For many comp is obviously true and for many comp is obviously false. The least thing I illustrate is that comp is not obvious at all. Indeed, the mind-body problem is partially reduced to explaining how the physical appearances emerges from *all* computations through "internal first person points of view (which makes sense by CT).





"(2) Philosophical AI or Computationalism"
"Secondly, and of more relevance to this discussion, is computationalism or philosophical AI, (sometimes also known as Strong AI),  which is the view that all human mental activities are reducible to algorithms, and could therefore be implemented on a computer.


This is just wrong and is a typical confusion between p -> q and q -> p (which can be often seen as an abuse of OCCAM).
STRONG AI = machine can be conscious
COMP = me and humans are turing emulable. (+ humans are conscious).
STRONG AI does not logically imply COMP (machine could think does not logically entail that only machine could think! Of course with OCCAM, machine can think makes more plausible that we are perhaps machine, but given that I provide a proof we must distinguish deduction and  inductive inference).

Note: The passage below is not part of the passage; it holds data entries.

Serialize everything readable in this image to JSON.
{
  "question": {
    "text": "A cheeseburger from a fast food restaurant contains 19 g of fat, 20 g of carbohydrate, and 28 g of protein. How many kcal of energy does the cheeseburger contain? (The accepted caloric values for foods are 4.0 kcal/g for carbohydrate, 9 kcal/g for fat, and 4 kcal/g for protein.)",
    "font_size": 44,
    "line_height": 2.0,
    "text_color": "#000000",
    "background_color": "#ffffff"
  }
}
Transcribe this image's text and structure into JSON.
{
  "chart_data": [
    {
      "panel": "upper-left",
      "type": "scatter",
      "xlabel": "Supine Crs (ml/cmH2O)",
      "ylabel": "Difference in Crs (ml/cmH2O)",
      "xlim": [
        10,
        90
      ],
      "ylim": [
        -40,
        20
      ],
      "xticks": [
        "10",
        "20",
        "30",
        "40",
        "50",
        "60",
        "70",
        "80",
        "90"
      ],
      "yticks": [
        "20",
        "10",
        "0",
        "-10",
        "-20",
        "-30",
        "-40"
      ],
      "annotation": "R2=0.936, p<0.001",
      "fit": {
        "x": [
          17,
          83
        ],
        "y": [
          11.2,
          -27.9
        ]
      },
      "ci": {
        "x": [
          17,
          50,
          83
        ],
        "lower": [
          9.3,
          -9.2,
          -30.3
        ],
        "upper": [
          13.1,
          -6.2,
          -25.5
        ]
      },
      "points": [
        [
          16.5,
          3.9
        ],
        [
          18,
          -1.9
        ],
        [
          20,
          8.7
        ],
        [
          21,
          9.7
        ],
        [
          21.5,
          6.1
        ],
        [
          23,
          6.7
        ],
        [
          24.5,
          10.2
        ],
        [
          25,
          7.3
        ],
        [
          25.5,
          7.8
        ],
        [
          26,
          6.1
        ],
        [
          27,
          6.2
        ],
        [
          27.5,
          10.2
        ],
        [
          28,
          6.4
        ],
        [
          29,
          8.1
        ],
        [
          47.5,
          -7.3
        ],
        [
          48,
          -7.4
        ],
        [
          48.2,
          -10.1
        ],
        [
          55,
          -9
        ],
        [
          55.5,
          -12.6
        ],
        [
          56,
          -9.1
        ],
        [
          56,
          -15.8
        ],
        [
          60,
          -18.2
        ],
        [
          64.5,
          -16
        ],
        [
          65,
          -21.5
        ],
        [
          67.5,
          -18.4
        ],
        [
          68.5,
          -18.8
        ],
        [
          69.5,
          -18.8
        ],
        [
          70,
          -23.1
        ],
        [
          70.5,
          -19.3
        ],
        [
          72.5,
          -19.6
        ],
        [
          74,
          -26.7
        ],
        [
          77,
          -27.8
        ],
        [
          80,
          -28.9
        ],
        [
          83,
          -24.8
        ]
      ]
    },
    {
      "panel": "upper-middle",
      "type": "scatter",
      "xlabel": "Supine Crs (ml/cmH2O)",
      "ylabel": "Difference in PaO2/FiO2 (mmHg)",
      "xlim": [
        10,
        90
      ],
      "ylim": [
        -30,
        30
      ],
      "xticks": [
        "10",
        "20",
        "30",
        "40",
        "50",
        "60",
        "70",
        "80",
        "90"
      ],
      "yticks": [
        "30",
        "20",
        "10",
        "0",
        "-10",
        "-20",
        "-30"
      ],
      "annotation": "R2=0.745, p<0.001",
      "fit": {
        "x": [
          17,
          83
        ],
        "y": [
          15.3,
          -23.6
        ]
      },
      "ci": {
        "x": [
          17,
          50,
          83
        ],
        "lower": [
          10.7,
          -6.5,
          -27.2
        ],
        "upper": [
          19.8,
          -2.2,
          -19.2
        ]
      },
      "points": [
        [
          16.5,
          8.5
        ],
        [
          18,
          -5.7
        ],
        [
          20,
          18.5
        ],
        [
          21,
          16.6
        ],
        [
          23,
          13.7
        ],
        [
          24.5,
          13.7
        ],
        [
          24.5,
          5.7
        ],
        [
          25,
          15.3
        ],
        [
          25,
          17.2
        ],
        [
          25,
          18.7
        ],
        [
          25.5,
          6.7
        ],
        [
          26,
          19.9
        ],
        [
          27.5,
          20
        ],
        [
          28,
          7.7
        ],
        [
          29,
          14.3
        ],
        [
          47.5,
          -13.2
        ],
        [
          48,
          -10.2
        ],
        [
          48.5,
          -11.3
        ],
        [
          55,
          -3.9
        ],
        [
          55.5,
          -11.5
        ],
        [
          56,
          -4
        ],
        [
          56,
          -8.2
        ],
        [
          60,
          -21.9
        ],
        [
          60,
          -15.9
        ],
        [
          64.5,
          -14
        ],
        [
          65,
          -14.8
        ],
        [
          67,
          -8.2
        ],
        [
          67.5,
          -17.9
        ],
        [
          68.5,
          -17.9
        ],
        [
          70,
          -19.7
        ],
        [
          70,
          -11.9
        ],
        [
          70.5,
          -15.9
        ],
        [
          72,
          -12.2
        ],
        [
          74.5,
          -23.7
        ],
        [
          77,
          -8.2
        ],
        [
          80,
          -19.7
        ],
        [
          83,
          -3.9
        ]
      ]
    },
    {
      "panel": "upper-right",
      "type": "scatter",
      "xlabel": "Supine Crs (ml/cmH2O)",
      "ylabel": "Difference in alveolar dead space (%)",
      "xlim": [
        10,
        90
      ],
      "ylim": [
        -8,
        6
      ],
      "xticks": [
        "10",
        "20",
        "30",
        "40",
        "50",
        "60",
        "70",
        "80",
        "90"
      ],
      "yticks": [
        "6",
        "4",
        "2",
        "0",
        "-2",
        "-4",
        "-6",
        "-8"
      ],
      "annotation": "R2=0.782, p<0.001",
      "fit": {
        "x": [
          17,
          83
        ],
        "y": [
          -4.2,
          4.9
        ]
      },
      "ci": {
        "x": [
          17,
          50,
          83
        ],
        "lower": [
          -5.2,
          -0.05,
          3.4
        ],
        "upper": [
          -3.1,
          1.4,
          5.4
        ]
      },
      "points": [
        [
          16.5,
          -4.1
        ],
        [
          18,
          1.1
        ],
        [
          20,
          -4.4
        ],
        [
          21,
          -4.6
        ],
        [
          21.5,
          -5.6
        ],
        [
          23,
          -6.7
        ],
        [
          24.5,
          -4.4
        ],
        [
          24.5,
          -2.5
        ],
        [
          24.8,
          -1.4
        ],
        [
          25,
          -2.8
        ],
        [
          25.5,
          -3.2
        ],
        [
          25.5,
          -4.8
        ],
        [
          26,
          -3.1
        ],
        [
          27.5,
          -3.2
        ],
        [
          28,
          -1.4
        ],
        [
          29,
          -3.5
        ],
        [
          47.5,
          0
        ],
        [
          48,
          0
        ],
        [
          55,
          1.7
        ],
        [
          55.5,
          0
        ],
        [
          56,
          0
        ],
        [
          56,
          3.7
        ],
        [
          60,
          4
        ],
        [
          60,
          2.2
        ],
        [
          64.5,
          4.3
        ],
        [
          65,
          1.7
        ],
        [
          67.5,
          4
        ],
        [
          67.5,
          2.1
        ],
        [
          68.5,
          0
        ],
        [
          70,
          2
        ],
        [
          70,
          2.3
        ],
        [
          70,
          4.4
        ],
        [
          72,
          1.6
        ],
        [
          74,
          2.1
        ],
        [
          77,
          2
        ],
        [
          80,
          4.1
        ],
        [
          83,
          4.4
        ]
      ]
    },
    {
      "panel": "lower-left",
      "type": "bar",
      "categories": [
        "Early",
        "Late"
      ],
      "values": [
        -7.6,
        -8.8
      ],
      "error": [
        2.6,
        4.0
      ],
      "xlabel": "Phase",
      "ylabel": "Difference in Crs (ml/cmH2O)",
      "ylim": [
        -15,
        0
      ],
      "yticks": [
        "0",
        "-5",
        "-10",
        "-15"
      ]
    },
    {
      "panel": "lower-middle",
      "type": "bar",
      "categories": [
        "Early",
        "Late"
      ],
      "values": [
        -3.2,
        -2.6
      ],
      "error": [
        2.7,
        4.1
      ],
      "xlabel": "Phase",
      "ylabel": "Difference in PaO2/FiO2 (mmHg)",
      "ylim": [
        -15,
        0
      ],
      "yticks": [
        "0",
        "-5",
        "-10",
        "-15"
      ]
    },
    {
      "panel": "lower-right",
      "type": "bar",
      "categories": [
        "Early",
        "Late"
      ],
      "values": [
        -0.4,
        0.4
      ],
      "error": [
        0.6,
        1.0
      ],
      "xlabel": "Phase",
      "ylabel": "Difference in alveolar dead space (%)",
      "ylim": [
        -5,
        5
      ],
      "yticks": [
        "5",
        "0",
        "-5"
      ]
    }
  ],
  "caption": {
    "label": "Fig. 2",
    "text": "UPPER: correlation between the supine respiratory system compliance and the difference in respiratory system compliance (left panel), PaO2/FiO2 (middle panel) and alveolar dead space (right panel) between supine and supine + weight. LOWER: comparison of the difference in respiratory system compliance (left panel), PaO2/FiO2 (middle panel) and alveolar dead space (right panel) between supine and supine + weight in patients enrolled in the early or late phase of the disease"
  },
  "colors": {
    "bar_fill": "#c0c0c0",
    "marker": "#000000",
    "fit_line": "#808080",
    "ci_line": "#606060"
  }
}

Computationalism is an essential tenet of physicalism, which states that there is no need to assume any spiritual or non-algorithmic
aspect to existence.


Comp *was*  an essential tenet of physicalism. That's explain why the reversal is "shocking", for many, probably.
UDA shows that comp makes physicalism, materialism, naturalism wrong (or explicatively empty, like invisible horses pulling cars).




"Computationalism  is thus diametrically opposed to Buddhist philosophy, which regards the subtle mind (that which survives death
and goes on to the next life) as a fundamental aspect of reality,


Even before the reversal, YD is already quite close to the comp theology: you can save your soul on a disk, and survive a form of body transmigration, and the UDA shows that this put fundamental constraints on the nature of reality.




not an epiphenomenon of matter. Buddhism views a sentient being,
human or animal and its mind, as a totally different kind of thing from a machine or automaton."



Actually this is also an incredible simplification of Buddhism which has many different viewpoints on those matter. the "Milinda question" is arguably defending comp.
But then please again in consideration the reversal. I could accept that old, pre-reversal, comp can be thoughjt contrary to buddhism, but after the reversal I doubt such arguments remain valid.

Please, Lee, in older posts you acknowledge the newness of what I pretend having done, it is up to you to verify the UDA if you think an error has been commited. Ask any question.I probably underestimate the hardness and radical novelty of what I consider to be the result of a not so hard (but not so simple too) hypotheses-deductive reasoning.
The translation and "constructivisation" of the UDA argument, AUDA or the machine interview, is admittedly much more involved and demanding in mathematical logic.